Agustín Módica

Personal information
- Full name: Agustín Ignacio Módica
- Date of birth: 12 January 2003 (age 23)
- Place of birth: Pietra Ligure, Italy
- Position: Forward

Team information
- Current team: Gimnasia Mendoza
- Number: 29

Senior career*
- Years: Team / Apps / (Gls)
- 2023–2026: Rosario Central / 20 / (3)
- 2026–: Gimnasia Mendoza / 13 / (4)

= Agustín Módica =

Argentine-Italian footballer (born 2003)

Agustín Ignacio Módica (born 12 January 2003) is an Argentine-Italian footballer who plays as a forward for Argentine Primera División club Gimnasia Mendoza. Born in Italy, he is a dual citizen with Argentina.

==Early and personal life==
Módica's father Pablo was born and raised in Argentina and is of Italian descent. Pablo played football for Central Córdoba, Argentino de Rosario and lower-league Italian clubs. The younger Módica was born in Pietra Ligure in the Province of Savona, when his father played for Albenga 1928. The family returned to Argentina when Módica was two years old.

==Career==
Módica spent his youth career in the city of Rosario with Amistad y Progreso, Newell's Old Boys, Río Negro, Central Córdoba (30 goals) and Central Córdoba. He was signed to Rosario Central in 2021. In 2022, he took part in the Torneo Gobernador Luciano Molinas, a tournament for reserve teams of clubs in Rosario.

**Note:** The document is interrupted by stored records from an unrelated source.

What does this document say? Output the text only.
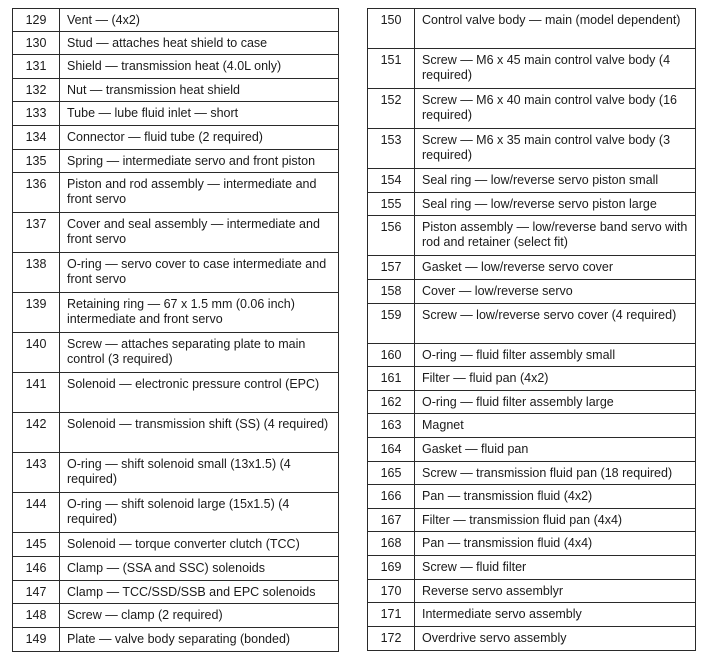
129	Vent — (4x2)
130	Stud — attaches heat shield to case
131	Shield — transmission heat (4.0L only)
132	Nut — transmission heat shield
133	Tube — lube fluid inlet — short
134	Connector — fluid tube (2 required)
135	Spring — intermediate servo and front piston
136	Piston and rod assembly — intermediate and front servo
137	Cover and seal assembly — intermediate and front servo
138	O-ring — servo cover to case intermediate and front servo
139	Retaining ring — 67 x 1.5 mm (0.06 inch) intermediate and front servo
140	Screw — attaches separating plate to main control (3 required)
141	Solenoid — electronic pressure control (EPC)
142	Solenoid — transmission shift (SS) (4 required)
143	O-ring — shift solenoid small (13x1.5) (4 required)
144	O-ring — shift solenoid large (15x1.5) (4 required)
145	Solenoid — torque converter clutch (TCC)
146	Clamp — (SSA and SSC) solenoids
147	Clamp — TCC/SSD/SSB and EPC solenoids
148	Screw — clamp (2 required)
149	Plate — valve body separating (bonded)
150	Control valve body — main (model dependent)
151	Screw — M6 x 45 main control valve body (4 required)
152	Screw — M6 x 40 main control valve body (16 required)
153	Screw — M6 x 35 main control valve body (3 required)
154	Seal ring — low/reverse servo piston small
155	Seal ring — low/reverse servo piston large
156	Piston assembly — low/reverse band servo with rod and retainer (select fit)
157	Gasket — low/reverse servo cover
158	Cover — low/reverse servo
159	Screw — low/reverse servo cover (4 required)
160	O-ring — fluid filter assembly small
161	Filter — fluid pan (4x2)
162	O-ring — fluid filter assembly large
163	Magnet
164	Gasket — fluid pan
165	Screw — transmission fluid pan (18 required)
166	Pan — transmission fluid (4x2)
167	Filter — transmission fluid pan (4x4)
168	Pan — transmission fluid (4x4)
169	Screw — fluid filter
170	Reverse servo assemblyr
171	Intermediate servo assembly
172	Overdrive servo assembly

He scored 19 goals in the first 13 games, including both on 26 June in a 2–0 win away to Newell's in the Rosario derby. In his next game, he was sent off in a 2–1 loss at home to Newell's; further incidents in the game caused the entire league season to be abandoned.

On 19 September 2023, Módica made his professional debut in the Argentine Primera División as a 69th-minute substitute for Tobías Cervera, in a 1–1 home draw against Independiente. The following 14 March he made his first start in the Copa Argentina, a penalty shootout win in the last 64 at home to Douglas Haig. On 23 April he made his continental debut in the group stage of the Copa Libertadores, scoring the equaliser in a 1–1 draw at Caracas ten minutes after replacing Cervera again.

Making a first league start on 10 May 2024, Módica took six minutes to score the opening goal of a 3–2 loss at Argentinos Juniors. Five days later, he netted twice in a 4–1 continental win over Caracas at the Estadio Gigante de Arroyito. On 19 July, in the first domestic game after the 2024 Copa América break, he scored another two goals in a 4–2 home win over Sarmiento.